Yuba Sutter Arts & Culture Awarded Grant from California ReLeaf

May 28, 2021 12:00AM ● By David Read, Yuba Sutter Arts

Tree Mural, Courtesy photo

The $100,000 grant will fund a collaborative project with Yuba Sutter Arts & Culture

MARYSVILLE, CA (MPG)  – “I think that I shall never see a poem lovely as a tree,” or so goes the famous poem by Joyce Kilmer. Trees are lovely indeed especially when considering the many benefits they bring to any environment.  Thanks to a grant recently awarded to Yuba Sutter Arts & Culture, trees along with poems, murals and QR code accessible videos will soon brighten the Olivehurst landscape.

So what’s it all about? Proposition 68 was passed by California voters in 2018. It created Restoration Grant Programs to improve a community's ability to adapt to the unavoidable impacts of climate change and natural disasters like floods and fires and to help enhance drought tolerance, landscape resilience, and water retention, restore habitat and create recreational opportunities. 

California ReLeaf, a lead agency for the project in collaboration with CAL FIRE’s Urban and Community Forestry Program, have been giving grants to local nonprofits to plant trees to help reduce greenhouse gasses. There are other tree planting projects currently underway statewide, the most recent of which is Olivehurst.

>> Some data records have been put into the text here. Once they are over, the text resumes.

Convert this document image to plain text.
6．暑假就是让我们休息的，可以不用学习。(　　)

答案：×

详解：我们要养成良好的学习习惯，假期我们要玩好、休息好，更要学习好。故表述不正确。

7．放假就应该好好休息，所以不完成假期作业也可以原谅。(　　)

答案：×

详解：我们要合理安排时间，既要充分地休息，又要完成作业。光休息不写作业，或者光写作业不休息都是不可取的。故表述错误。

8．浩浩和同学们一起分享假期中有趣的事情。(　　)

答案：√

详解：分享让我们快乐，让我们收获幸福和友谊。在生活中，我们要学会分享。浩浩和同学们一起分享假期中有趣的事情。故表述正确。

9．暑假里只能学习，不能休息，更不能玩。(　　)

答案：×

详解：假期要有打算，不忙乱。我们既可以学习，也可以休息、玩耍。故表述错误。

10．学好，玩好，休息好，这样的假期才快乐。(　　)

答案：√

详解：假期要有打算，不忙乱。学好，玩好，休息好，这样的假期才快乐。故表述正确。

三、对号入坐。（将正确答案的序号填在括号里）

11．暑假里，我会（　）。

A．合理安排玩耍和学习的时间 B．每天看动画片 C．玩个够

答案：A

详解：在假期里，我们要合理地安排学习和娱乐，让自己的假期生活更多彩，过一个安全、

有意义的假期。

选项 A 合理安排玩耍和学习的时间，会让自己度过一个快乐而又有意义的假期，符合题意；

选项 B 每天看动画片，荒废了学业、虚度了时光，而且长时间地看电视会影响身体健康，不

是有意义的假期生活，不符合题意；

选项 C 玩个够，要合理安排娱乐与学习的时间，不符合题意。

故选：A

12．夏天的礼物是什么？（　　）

The $100,000 grant will fund a collaborative project with Yuba Sutter Arts & Culture as the lead agency along with the South Yuba County Rotary Club and SayLove. The plan calls for the planting of 300 trees at various sites including Lindhurst High School, Yuba Gardens Middle School, the American Legion grounds, Yuba County parks, Yuba College, the Olivehurst Public Utility District office complex and a new Habitat for Humanity housing development. The locations are primarily in Olivehurst due to its designation as a reforestation disaster relief zone. 

So where’s the art in all of this and why is Yuba Sutter Arts & Culture the lead? The grant comes along with a mandate to not only plant trees, but to also provide an educational component. Each site that receives trees will also receive a custom created pop-up mural. Each mural will be unique and will be designed by artists or art students. The visual art will be enhanced with poetry or prose related to trees and the environment. Each 4’x8’ mural will also have a QR code which will enable access to a video with a special message about trees and the environment covering the aesthetics as well as scientific value.

“We decided to undertake this project to again demonstrate our spirit of collaboration with so many groups in the community,” said David Read, Executive Director. “We are proud of all we have achieved and work hard every day to demonstrate how our creative and cultural community is an essential part of economic development for the region,” he added.

California ReLeaf works statewide to promote alliances among community-based groups, individuals, industry, and government agencies, encouraging each to contribute to the livability of our cities and towns and to protect our environment by planting and caring for trees.